Audition de Gérald Darmanin, ministre de la Justice, garde des Sceaux, en commission des Lois le 21.10.2025
Monsieur le Ministre,
Il y a des incarcérations qui émeuvent plus que d’autres. Au moment où Nicolas Sarkozy entre à la prison de la Santé, les habituels moqueurs ceux qui crient au “Club Med” en parlant des conditions d’emprisonnement, sont désormais bien silencieux. La vue de la cellule de l’ancien Président de la République réussissant enfin à ébranler celles et ceux qui n’ont cure habituellement des mineurs incarcérés dans des conditions désastreuses, des délinquants entassés à cinq et même parfois plus par cellules, de celles et ceux qui doivent vivre avec les rats, les punaises de lit, la moisissure, sans fenêtre, sans lumière, sans téléphones, sans télévisions.
La multiplication des gestes de compassion à l’égard de ce détenu contribue gravement à écorner l’indépendance de la justice, à déprécier son autorité auprès de nos concitoyens, et mine avec elle la République. Avez-vous prévu d’avoir la même compassion à l’égard des détenus de droit commun ?
Eux, sont cités dans les condamnations de la CEDH qui, à de multiples reprises, a épinglé la France pour ses conditions d’incarcération indignes. Eux, sont également cités, pas plus tard que le 15 octobre, dans un rapport de la CGLPL, faisant état de la “vétusté préoccupante” des prisons françaises, qui “porte atteinte aux droits fondamentaux de détenus”.
Je ne vais pas vous faire le détail de toutes les condamnations, de tous les rapports, de toutes les visites parlementaires qui sont accablants à tous les niveaux.
Ainsi, Monsieur le ministre de la Justice qu’en est-il de votre fameux “devoir de vigilance” à l’endroit de tous les détenus de ce pays ?
La politique du Gouvernement depuis des années est d’incarcérer tous azimuts. Les comparutions immédiates pour les mineurs de votre collègue Gabriel Attal, vos propres annonces quant à la future réforme de la Justice sur la limitation de l’individualisation des peines, la suppression de l’aménagement de peine obligatoire et du sursis : vous voulez poursuivre l’engorgement des prisons.
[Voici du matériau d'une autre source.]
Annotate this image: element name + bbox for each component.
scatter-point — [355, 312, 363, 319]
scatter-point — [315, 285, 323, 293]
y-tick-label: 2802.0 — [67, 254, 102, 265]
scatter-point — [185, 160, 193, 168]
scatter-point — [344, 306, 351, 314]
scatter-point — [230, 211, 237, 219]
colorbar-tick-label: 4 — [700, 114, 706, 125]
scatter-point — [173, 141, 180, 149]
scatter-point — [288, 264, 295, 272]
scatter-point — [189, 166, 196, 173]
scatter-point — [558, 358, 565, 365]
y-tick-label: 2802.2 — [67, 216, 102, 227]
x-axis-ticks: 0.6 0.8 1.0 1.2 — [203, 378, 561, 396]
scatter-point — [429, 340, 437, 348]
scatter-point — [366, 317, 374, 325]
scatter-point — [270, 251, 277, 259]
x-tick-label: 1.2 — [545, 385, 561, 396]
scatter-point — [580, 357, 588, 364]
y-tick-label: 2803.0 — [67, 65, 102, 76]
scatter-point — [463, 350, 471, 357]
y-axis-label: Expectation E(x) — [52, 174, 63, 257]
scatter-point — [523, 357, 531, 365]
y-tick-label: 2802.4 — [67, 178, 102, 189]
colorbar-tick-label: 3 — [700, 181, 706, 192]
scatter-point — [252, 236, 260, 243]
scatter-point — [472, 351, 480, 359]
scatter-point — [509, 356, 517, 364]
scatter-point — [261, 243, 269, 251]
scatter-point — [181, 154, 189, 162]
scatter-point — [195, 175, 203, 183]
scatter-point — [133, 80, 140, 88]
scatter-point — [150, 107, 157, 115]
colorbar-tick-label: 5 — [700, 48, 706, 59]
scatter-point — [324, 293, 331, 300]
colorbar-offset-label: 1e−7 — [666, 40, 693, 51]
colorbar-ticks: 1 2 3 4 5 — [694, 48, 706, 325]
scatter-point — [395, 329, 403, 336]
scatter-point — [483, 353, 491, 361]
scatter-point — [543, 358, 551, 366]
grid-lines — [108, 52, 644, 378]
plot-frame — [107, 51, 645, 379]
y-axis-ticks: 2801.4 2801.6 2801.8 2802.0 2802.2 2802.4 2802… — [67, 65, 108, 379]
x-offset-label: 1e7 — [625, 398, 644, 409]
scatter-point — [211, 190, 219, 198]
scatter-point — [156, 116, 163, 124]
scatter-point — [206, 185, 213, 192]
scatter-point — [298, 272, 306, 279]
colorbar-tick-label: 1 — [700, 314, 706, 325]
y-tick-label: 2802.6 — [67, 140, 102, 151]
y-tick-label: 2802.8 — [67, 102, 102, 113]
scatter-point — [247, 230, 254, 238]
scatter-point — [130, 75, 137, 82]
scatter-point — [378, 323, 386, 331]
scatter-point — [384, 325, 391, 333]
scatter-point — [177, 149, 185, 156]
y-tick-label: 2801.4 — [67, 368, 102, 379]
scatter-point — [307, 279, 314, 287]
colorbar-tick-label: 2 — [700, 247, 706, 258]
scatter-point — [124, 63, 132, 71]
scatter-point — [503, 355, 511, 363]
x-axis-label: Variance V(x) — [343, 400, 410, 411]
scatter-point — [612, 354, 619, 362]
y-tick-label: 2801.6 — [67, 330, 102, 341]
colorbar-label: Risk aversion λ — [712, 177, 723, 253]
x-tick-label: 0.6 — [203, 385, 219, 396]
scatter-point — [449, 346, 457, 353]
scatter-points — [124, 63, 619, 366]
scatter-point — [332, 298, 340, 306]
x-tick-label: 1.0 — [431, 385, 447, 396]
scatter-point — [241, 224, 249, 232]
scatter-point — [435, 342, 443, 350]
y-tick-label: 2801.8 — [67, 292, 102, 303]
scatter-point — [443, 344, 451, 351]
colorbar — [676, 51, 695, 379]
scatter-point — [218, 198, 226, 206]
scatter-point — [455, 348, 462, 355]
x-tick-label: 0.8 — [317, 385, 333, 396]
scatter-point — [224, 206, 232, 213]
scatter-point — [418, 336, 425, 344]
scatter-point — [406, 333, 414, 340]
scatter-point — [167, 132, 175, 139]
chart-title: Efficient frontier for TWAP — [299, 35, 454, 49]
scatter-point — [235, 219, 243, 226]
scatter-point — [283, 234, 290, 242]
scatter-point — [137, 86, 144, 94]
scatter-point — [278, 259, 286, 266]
Enfermer c’est souvent pousser à récidiver. On espère que ce ne sera pas le cas pour Monsieur Sarkozy dont chaque épisode de délinquance coûte des millions à la France. En revanche, les mineurs de l’EPM de Marseille ou les simples détenus de la Santé seront plus exposés au risque, tant que vous ne choisirez pas de doter la Justice de moyens modernes d’exécution des peines, d’accompagnement des détenus, d’insertion des prisonniers. Augmenter les moyens et faire confiance à la PJJ, aux agents SPIP
Monsieur le Garde des Sceaux, j’étais, peut-être y étiez-vous aussi, à la cérémonie de panthéonisation de Robert Badinter. Il avait en tête cette phrase de Victor Hugo : « s’il y a un droit qu’on ne saurait retirer à quiconque, c’est le droit de devenir meilleur ». Je vous laisse la méditer.